On Nov 11, 2007, at 11:24 PM, Alan Ho wrote:
After looking long and hard for a good way to process XML. I've looked at the Streaming XML Record reader, and frankly - it doesn't look good.
Agreed, the Streaming XML record reader is a hack. My personal opinion is that the current design is broken enough to be problematic. I think the best approach would be to use a SAX parser and process each file as a single file split.
I've been using a StAX parser (the one that comes with J2EE 5). DOM and SAX doesn't cut it cause the RecordReader interface needs the ability to "pull" record by record.
I don't understand the problem. You should be able to implement the RecordReader interface with a SAX parser.

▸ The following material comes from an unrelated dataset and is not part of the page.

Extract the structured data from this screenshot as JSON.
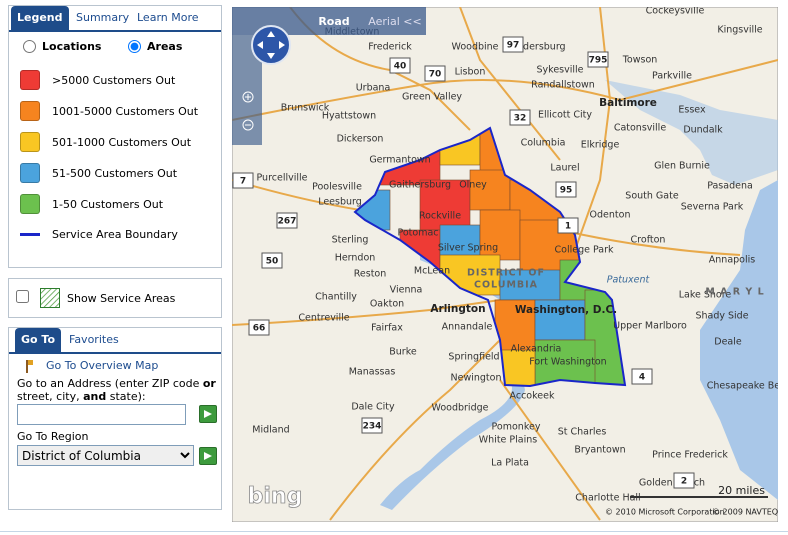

1. FileSplit - I'm not sure if I should even try to implement this capability. I'm working off the LineRecordReader example, and the low level manipulation of bytes seem really tricky. With StAX, I'm not able to track where in the file I've read up to, so I'm unable to figure out when to stop parsing a section of the file. The only way that I can see this work is to "extend" my own version of BufferInputStream to track how many bytes have been read.
WIth XML, you can't really start reading in the middle of the file. So I don't see any way to handle file splits that are less than a full file.
2. Should I even bother with JAXB ? If its cumbersome, then I'd rather not use it. Alternatively, when calling "next", the application returns a single record represented by XML.
I think JAXB would be overkill. A simple SAX parser should be fine, I think...
4. I'm I re-inventing the wheel - has someone else done this ? Please let me know.
I don't think anyone has done it yet. If you can make a generally useful InputFormat, it would be nice to contribute it back.
-- Owen